Hennessy threw herself into the fray. After a lengthy back-and-forth, she eventually offered to have Fisher take a lie-detector test if Ziegler would back off and apologize. That test never happened.
“You think you know everything and I’ve had enough,” Hennessy wrote in their Facebook exchange. “I know what really happened. Sandusky molested my child.”
‘No longer a victim’
Despite the scrutiny, Fisher keeps talking about Sandusky.
In his speaking engagements, he stresses the importance of a more open conversation surrounding sex abuse.
“I didn’t see this type of crime on TV as a kid,” he told the Utah crowd. “It was always murder, a car crash, a convenience store robbery. I didn’t know how to talk about it.”
“You think you know everything and I've had enough. I know what really happened. Sandusky molested my child.”
Dawn Hennessy, to conservative talk show host John Ziegler
And with upcoming appearances scheduled in South Dakota and Virginia, it is clear others continue to listen.
Looking back, Hennessy still can’t quite believe they are still talking about it all seven years later.
“It’s nuts,” she said. “It’s something I really never expected. Maybe I was naive.”
Of his own role, Fisher is less sure.
He demurs when asked whether the speeches he now gives might have helped that 15-year-old version of himself who was too terrified to talk to anyone about his abuse.
“If I would have known about the struggles to get through this up front, no way would I have done it.” he said. Still, he added: “I feel great knowing that what I am doing might help some other kid.”
It’s not that Fisher wants to keep talking about Sandusky forever.
He dreams one day of moving his family to the mountains of Tennessee. He hasn’t given up on his goal of working in law enforcement, either.
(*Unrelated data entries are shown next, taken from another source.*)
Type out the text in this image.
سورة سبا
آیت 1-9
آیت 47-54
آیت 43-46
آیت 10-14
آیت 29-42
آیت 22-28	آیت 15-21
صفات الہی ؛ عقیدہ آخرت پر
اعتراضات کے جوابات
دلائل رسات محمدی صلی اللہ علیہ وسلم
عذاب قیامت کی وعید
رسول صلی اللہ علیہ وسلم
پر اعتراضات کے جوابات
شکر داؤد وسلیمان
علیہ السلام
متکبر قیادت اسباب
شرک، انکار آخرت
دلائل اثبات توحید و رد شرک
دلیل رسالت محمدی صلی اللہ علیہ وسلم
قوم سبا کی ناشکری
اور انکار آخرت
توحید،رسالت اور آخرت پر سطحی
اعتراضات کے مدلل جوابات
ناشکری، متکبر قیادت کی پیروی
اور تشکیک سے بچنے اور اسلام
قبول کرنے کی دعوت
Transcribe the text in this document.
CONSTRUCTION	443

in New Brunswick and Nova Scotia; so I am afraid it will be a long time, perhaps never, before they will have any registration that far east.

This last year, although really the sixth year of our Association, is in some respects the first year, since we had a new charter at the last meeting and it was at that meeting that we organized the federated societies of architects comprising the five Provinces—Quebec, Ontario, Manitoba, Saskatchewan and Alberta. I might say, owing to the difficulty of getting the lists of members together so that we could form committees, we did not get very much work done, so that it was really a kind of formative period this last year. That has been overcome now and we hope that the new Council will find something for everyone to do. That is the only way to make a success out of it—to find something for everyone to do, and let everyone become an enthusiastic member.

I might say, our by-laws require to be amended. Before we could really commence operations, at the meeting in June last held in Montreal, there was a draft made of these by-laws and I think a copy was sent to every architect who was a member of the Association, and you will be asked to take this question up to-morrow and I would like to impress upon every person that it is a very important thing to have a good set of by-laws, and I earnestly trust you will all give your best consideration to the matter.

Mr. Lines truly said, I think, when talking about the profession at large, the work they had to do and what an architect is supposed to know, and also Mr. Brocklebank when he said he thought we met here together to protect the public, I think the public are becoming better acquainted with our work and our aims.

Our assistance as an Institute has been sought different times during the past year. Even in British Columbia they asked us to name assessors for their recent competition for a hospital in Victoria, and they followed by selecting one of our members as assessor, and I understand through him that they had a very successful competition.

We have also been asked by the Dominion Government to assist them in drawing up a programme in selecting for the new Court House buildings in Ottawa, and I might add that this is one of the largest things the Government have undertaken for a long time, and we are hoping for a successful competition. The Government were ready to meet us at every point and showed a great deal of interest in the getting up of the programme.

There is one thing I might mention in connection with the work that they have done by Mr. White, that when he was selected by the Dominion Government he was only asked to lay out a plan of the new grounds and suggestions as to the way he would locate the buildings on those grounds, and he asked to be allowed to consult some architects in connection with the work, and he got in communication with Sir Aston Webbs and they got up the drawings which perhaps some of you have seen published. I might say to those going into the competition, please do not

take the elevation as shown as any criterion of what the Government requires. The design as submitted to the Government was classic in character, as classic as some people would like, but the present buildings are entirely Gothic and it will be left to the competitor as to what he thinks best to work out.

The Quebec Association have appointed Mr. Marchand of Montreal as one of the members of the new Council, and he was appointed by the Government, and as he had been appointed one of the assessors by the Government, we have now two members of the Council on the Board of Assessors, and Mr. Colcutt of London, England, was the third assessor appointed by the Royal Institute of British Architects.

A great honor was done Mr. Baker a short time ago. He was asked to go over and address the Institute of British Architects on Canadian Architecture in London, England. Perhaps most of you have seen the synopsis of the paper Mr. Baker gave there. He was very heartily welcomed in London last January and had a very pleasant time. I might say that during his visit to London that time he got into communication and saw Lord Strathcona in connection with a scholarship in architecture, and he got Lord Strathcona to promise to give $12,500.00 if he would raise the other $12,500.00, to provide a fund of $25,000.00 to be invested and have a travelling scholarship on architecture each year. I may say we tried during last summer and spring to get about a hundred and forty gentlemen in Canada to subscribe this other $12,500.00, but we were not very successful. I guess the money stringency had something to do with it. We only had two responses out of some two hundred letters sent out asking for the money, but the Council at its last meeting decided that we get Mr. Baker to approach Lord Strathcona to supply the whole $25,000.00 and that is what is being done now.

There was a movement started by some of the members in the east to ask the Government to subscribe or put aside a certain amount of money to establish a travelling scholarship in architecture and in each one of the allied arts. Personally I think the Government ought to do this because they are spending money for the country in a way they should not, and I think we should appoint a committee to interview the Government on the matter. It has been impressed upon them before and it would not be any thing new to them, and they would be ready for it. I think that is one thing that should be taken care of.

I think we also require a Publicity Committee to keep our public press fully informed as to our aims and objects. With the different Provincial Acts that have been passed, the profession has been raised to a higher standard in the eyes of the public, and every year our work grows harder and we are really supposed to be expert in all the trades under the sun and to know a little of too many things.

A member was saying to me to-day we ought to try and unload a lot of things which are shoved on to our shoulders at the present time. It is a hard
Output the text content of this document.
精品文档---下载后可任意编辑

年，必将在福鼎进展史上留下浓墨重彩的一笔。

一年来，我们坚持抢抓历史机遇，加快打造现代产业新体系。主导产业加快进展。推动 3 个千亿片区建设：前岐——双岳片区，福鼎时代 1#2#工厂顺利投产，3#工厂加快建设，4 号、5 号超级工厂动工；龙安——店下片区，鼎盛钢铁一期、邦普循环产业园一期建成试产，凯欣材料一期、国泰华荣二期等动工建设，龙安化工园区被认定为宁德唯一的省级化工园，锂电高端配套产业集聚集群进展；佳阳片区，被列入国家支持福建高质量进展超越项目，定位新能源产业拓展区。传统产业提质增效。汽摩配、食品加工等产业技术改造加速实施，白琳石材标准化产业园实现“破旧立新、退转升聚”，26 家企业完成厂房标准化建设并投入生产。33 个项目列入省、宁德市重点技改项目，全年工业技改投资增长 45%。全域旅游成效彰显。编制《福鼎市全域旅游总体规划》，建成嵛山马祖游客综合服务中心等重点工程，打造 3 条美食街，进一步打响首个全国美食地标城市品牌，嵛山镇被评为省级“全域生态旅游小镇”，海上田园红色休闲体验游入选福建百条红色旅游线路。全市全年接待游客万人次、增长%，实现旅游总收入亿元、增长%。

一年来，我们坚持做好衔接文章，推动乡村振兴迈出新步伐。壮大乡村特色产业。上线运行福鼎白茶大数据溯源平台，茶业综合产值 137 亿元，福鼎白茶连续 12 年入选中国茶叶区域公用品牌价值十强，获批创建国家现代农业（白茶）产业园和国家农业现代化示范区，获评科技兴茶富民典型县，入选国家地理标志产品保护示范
Maybe he will become a state trooper there, he muses, or an FBI agent one day.
But for now, he has a serious girlfriend, two kids he is crazy about and more money than he knows what to do with — more than most 21-year-olds can say for their lives.
And with his advocacy, he feels like he is making a difference.
After the Utah speech, a woman approached Fisher in the conference center lobby to thank him.
“That was so empowering,” she said.
Fisher joked in response: “Stop, you’re going to make me cry.”
They hugged. Looking on, Hennessy smiled.
“He is no longer a victim,” she said. “We are no longer victims. Aaron is a hero — a survivor — who is maturing into an awesome young man.”